VIE MUNICIPALE Mairie de Grenoble: un pétard parti de la tribune?

Marie-Claire Nepi (Grenoble Démocrates / majorité) a-t-elle “dérapé” dans le journal municipal ? Ses anciens collègues centristes le pensent. Mais l’élue persiste et signe. Et contre-attaque!

Entre Marie-Claire Nepi et Morad Bachir Cherif, il y avait déjà bien des divergences. Etmaintenant, il y a une tribune.
Entre Marie-Claire Nepi et Morad Bachir Cherif, il y avait déjà bien des divergences. Etmaintenant, il y a une tribune.

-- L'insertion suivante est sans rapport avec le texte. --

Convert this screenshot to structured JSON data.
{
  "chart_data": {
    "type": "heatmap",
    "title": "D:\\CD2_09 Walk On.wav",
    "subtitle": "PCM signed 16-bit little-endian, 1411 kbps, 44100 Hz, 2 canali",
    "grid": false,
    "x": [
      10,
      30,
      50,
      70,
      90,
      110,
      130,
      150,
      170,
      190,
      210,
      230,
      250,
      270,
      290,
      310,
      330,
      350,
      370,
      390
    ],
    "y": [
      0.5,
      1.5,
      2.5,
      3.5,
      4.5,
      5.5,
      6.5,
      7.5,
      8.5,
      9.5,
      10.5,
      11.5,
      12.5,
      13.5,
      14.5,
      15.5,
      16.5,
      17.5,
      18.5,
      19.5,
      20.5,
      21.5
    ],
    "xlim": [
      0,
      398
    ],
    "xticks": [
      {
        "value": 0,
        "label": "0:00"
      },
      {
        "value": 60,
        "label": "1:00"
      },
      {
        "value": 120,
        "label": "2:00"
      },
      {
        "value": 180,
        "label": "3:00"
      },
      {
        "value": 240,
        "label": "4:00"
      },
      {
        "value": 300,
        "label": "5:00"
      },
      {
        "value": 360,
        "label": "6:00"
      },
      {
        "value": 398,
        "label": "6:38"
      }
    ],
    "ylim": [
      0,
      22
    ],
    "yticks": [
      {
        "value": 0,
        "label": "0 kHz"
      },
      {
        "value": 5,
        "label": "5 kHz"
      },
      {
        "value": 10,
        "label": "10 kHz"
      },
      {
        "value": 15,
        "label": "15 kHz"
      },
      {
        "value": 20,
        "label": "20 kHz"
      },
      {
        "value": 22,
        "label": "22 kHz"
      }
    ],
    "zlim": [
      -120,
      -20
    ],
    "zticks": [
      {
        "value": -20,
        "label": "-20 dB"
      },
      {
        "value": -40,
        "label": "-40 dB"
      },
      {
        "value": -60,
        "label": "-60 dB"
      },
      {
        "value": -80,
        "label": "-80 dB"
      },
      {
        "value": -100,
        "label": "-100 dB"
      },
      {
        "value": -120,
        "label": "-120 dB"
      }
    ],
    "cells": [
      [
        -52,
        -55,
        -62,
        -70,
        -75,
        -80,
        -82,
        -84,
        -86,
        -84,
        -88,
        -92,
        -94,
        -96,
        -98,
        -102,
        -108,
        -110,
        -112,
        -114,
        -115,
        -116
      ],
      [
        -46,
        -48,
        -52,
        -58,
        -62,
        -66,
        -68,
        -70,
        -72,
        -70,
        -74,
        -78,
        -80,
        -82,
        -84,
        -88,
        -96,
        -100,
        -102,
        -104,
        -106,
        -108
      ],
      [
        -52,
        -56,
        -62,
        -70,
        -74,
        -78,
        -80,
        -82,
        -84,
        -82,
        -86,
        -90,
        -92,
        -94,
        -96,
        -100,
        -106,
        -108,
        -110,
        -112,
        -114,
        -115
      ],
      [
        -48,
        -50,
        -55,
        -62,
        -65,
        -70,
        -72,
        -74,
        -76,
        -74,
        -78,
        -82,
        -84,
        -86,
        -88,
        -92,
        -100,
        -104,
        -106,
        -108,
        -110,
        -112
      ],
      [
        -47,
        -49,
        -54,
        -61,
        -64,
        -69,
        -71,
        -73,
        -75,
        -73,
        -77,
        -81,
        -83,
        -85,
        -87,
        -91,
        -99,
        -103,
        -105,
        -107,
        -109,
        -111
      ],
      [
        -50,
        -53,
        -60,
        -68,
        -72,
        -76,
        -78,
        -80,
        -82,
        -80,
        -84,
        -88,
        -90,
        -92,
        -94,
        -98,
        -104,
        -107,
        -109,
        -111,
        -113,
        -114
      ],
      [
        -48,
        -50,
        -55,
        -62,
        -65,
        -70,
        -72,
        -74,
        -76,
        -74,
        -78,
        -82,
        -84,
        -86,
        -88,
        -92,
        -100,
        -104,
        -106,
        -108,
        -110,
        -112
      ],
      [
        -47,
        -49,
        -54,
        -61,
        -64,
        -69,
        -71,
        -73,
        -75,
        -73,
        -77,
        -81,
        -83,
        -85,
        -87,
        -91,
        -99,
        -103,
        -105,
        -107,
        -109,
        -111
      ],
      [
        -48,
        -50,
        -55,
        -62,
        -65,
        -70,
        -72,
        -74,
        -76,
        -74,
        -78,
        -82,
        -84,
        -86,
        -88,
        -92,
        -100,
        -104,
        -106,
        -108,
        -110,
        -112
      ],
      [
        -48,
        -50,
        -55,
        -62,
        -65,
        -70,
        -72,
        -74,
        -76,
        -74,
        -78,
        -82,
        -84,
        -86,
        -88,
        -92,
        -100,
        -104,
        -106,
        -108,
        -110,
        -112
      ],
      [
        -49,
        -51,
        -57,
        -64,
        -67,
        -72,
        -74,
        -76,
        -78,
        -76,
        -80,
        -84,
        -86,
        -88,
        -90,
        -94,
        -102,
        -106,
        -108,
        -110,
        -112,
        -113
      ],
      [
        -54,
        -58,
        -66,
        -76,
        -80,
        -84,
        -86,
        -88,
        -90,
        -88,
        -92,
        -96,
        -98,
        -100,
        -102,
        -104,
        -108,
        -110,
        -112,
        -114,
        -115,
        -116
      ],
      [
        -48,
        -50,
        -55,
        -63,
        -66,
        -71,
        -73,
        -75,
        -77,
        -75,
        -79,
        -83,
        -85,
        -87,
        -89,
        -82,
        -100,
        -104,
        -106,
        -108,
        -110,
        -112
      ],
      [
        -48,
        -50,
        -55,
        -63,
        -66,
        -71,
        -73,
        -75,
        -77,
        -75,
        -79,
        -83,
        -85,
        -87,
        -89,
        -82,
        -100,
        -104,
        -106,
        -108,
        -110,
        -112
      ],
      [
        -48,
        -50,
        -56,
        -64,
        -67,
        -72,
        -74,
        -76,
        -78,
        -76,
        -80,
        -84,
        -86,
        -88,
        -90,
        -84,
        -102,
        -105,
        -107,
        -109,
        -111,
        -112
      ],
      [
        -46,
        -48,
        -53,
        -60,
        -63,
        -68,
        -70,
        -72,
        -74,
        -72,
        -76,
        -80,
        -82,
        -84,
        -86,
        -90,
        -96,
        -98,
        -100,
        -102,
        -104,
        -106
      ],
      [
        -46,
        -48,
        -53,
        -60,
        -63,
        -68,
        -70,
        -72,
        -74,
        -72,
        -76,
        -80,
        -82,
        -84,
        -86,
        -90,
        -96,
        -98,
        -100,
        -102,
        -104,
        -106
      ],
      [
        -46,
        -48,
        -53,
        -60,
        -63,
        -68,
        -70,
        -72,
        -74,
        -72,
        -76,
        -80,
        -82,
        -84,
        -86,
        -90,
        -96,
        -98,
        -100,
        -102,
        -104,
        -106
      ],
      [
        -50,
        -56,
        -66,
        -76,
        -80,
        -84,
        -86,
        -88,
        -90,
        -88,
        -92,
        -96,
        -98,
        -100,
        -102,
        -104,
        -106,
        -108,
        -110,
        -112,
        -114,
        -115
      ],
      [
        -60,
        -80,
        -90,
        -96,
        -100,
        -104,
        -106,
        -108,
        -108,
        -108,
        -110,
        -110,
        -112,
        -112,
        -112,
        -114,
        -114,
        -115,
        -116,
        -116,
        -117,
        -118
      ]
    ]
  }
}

On passe toujours rapidement sur ces deux pages-là du journal municipal: trop de texte(s) et de blabla, de portes ouvertes, de “bouh la majorité”, de “c’est la faute d’untel” ou de “voilà ce que nous faisons pour notre superbe ville”. En gros.
On a eu tort ce coup-ci. Faut dire que Marie-Claire Nepi (Grenoble Démocrates) y a mis du sien. “La société délitée”, titre-t-elle sa tribune. Et, d’une phrase à l’autre, ce sont “les communautés qui amorcent un repli sur elles-mêmes”, des “individus au-dessus des lois”, les “bandes de voyous”, les “zones de non-droit”, “chiens dressés à l’attaque”, “jeunes menacés ou frappés”, jusqu’à envisager “la suppression du RSA aux trafiquants” et de “sanctionner les parents pour complicité d’actes délictueux”. Evidemment là, on résume et on vous invite à lire le texte dans son intégralité.
La réaction n’a pas tardé et elle est venue... de la majorité dont elle fait partie. Plus précisément de ses collègues et voisins de conseil municipal Stéphane Gemmani et Morad Bachir Cherif (Sociaux démocrates de Grenoble), ex-copains du groupe MoDem avant que celui-ci n’explose : “Nous condamnons avec la plus grande fermeté ces propos qui vont au-delà de ce qu’une majorité plurielle et humaniste peut supporter”, écrivent-ils.

“Des mots dignes de la droite dure, de Copé”

Bachir Cherif, au téléphone : “Ce sont des mots dignes de la droite dure, de Copé, il y a un amalgame fait entre l’immigration et la délinquance... Nous ne voulons simplement pas être associés à des propos aussi démagos !”
Côté mairie, on essaie de calmer le jeu, on rappelle que “l’expression est libre dans ces tribunes”, que “le maire, directeur de publication de Nouvelles de Grenoble, n’intervient pas sur ces pages”. Même si ce n’est pas l’envie qui doit lui manquer parfois... Quand Go écrit ceci, et le PC cela.

“Moi, c’est sûr, je n’aurais pas employé ces mots-là”, reconnaît Abderrhamane Djellal, PS, président de l’intergroupe. “Les propos de Marie-Claire n’engagent pas la majorité municipale, ni de près ni de loin. Ils engagent la responsabilité de son groupe. Point”. A-t-il été choqué ? “Franchement ? Il faut faire très attention aux mots qu’on emploie. Mais j’y vois le cri du cœur d’une élue de secteur”.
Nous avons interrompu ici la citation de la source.